Created attachment 1825761 [details] test logs Description of problem (please be detailed as possible and provide log snippests): Below ocs-ci tests in tier2 fails due to missing provisioner, "openshift-storage.rbd.csi.ceph.com". tests: tests/manage/storageclass/test_create_multiple_sc_with_same_pool_name.py::TestCreateMultipleScWithSamePoolName::test_create_multiple_sc_with_same_pool_name[CephBlockPool] tests/manage/storageclass/test_create_sc_reclaim_policy_rep2_comp.py::TestScReclaimPolicyRetainRep2Comp::test_sc_reclaim_policy_retain_rep2_comp Error: E ocs_ci.ocs.exceptions.ResourceWrongStatusException: Resource pvc-test-4a62eff8cc9249b19ad6677b09ae68e describe output: Name: pvc-test-4a62eff8cc9249b19ad6677b09ae68e E Namespace: namespace-test-576e92034cc14d85a164dfd5a E StorageClass: storageclass-test-rbd-d1e8e64b417048149b E Status: Pending E Volume: E Labels: <none> E Annotations: volume.beta.kubernetes.io/storage-provisioner: openshift-storage.rbd.csi.ceph.com E Finalizers: [kubernetes.io/pvc-protection] E Capacity: E Access Modes: E VolumeMode: Filesystem E Used By: <none> E Events: E Type Reason Age From Message E ---- ------ ---- ---- ------- E Normal Provisioning 62s openshift-storage.rbd.csi.ceph.com_csi-rbdplugin-provisioner-c649865cb-h7bcc_8962ebeb-4840-4e3a-879e-3d280449cae0 External provisioner is provisioning volume for claim "namespace-test-576e92034cc14d85a164dfd5a/pvc-test-4a62eff8cc9249b19ad6677b09ae68e" E Normal ExternalProvisioning 15s (x5 over 62s) persistentvolume-controller waiting for a volume to be created, either by external provisioner "openshift-storage.rbd.csi.ceph.com" or manually created by system administrator Version of all relevant components (if applicable): OCS 4.9 (tested on 4.9.0-156.ci) Does this issue impact your ability to continue to work with the product (please explain in detail what is the user impact)? pvc provisioning fails which uses this provisioner. Is there any workaround available to the best of your knowledge? no Rate from 1 - 5 the complexity of the scenario you performed that caused this bug (1 - very simple, 5 - very complex)? Can this issue reproducible? yes Can this issue reproduce from the UI? no If this is a regression, please provide more details to justify this: Steps to Reproduce: 1. Install ocp cluster 2. Deploy ODF along with LSO 3. executed the ocs-ci test. Actual results: pvc's stays in pending state. Expected results: pvc's get provisioned successfully and test passes. Additional info:
Hey Abdul, Can you also attach the must-gather for the same?

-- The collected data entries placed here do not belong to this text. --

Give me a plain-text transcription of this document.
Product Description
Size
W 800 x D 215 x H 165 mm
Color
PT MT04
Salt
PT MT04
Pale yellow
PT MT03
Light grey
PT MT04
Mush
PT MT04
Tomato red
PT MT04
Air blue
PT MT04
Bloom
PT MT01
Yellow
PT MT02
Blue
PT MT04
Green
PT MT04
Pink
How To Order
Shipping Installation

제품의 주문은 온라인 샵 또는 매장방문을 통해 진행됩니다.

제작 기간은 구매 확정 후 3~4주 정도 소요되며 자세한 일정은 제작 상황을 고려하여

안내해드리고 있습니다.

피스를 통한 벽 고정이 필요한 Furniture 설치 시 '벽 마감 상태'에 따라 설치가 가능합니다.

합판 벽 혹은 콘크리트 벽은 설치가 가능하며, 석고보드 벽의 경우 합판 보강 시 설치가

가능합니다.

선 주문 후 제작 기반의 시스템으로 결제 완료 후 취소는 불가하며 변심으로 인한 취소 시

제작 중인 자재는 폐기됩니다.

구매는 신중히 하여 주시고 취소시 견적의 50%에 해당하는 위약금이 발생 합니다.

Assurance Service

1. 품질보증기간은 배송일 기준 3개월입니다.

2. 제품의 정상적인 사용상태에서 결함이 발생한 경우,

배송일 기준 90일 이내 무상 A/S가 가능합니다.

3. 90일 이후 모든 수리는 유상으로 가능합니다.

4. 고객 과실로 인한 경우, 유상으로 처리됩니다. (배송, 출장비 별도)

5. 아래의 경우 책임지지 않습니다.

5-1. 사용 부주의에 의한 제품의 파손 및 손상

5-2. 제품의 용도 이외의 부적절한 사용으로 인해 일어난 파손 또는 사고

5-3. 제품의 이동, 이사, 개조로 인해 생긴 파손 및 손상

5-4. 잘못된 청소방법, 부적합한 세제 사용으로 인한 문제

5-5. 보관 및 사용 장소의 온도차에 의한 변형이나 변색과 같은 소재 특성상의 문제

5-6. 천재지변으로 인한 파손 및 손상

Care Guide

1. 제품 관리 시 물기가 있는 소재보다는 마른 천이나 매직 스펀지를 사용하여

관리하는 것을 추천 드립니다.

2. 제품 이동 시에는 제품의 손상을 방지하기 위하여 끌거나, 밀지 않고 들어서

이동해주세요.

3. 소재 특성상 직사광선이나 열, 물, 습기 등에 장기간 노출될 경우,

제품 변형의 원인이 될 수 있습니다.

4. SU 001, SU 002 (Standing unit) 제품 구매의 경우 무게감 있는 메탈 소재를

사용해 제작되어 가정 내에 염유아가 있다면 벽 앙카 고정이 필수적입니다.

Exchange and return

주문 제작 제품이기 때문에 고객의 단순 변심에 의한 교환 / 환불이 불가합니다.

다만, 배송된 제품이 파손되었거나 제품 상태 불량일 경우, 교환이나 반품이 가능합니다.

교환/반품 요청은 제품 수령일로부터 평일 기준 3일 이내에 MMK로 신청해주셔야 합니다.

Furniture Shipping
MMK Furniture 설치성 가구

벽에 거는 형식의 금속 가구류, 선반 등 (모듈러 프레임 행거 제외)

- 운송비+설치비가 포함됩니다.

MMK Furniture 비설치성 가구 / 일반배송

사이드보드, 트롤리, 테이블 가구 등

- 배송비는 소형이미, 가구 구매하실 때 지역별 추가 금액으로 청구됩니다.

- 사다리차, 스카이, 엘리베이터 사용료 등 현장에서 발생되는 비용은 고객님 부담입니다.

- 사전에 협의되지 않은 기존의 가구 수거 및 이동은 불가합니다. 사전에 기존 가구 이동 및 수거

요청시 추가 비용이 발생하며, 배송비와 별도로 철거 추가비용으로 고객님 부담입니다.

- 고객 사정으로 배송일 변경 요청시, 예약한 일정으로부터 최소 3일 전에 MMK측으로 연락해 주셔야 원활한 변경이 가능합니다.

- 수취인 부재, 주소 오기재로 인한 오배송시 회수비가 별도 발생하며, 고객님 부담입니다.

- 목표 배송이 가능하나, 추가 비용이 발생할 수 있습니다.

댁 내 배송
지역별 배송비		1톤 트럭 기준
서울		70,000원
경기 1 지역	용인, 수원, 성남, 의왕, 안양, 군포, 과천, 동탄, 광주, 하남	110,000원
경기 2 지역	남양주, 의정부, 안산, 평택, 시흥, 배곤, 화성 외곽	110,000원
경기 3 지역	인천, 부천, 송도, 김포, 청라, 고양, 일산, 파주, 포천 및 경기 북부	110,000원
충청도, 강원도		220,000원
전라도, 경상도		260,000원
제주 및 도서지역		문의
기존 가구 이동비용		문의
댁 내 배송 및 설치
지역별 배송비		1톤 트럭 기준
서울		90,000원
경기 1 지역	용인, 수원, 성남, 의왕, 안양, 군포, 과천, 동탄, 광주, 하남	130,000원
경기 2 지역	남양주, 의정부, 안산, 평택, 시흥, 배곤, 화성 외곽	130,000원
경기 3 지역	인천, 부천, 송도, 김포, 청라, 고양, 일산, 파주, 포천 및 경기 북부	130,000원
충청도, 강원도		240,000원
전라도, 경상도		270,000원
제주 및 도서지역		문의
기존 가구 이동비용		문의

Logs will definitely help to get a deeper understanding of the issue. Thanks, Yug
Please find the must-gather logs in google drive : https://drive.google.com/file/d/1TYPa3cXPGIU1VB1ymBQvIoBprzsECCeg/view?usp=sharing
Hey Abdul, In the logs, it looks like the parallel PVC creation was attempted which led the rbd command to hanged, due to which no response was returned by the CreateVolume call. Since no response was returned from the first CreateVolume call; eventually, all the upcoming new calls returned "operation already exists". It is a known librbd issue that is tracked here: https://tracker.ceph.com/issues/52537 PR to fix the same: https://github.com/ceph/ceph/pull/43113 Tracker issue in ceph-csi: https://github.com/ceph/ceph-csi/issues/2521 Also, for workarounds, you can either: 1. Rollback to ceph octopus release (harder to hit the issue there) 2. https://github.com/ceph/ceph-csi/issues/2521#issuecomment-924638203 Regards, Yug Gupta
We have a similar bz open for the same issue which is already on QA. Closing this one as a Duplicate. Please feel free to open if found otherwise. *** This bug has been marked as a duplicate of bug 1986794 ***